In Covington and Alleghany County, we are working with partners such as Lewis-Gale Alleghany, the Alleghany Foundation, the Alleghany Highlands Chamber of Commerce, Alleghany Highlands Community Services and others to relaunch an Alleghany Highlands community health assessment. Early outcomes of this work include:
- implementing a new early childhood curriculum in local preschool programs,
- funding a literacy coach in public schools,
- creation of a community Resource Guide,
- launching an Alleghany Highlands drug treatment court to reduce crime and increase defendants’ sobriety.
In Craig County, we worked with harm reduction partners this summer to educate 23 people, including local social services staff, to respond to overdose emergencies using the Revive! lay rescuer training and naloxone to save lives. We’re also joining with Craig County youth, artists and the United Way to hold a public COVID-19 remembrance event at Craig County High School on November 29 at 6:30pm. All are welcome to attend this free community gathering.
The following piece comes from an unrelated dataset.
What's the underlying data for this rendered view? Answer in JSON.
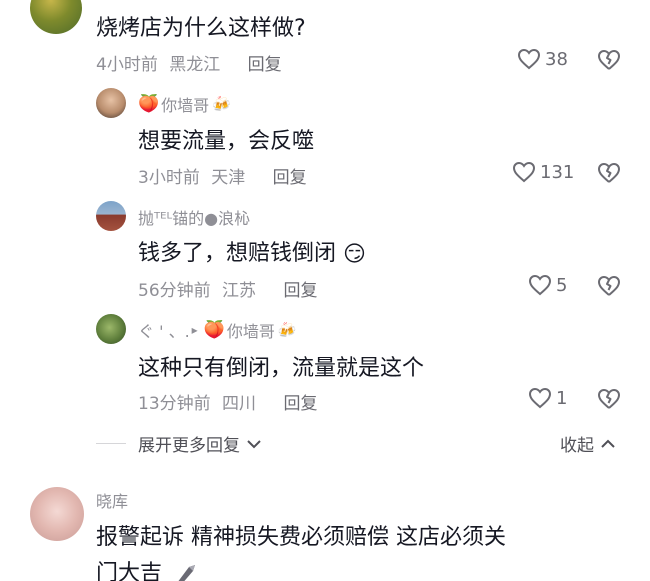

In Botetourt County, we joined the Local Office on Aging (LOA), the Sheriff’s Department, Ruritans, and local churches in September to offer a senior services day to over 100 Eagle Rock area residents. We provided vaccines and health information in support of LOA’s mission to help older persons remain independent for as long as possible.
These are just a few examples of our local collaborative efforts to respond to the public health needs of our rural residents. Our goal is to protect and promote the health of all people in all our communities, so that both rural and urban RCAHD residents have the opportunity to achieve good health and well-being.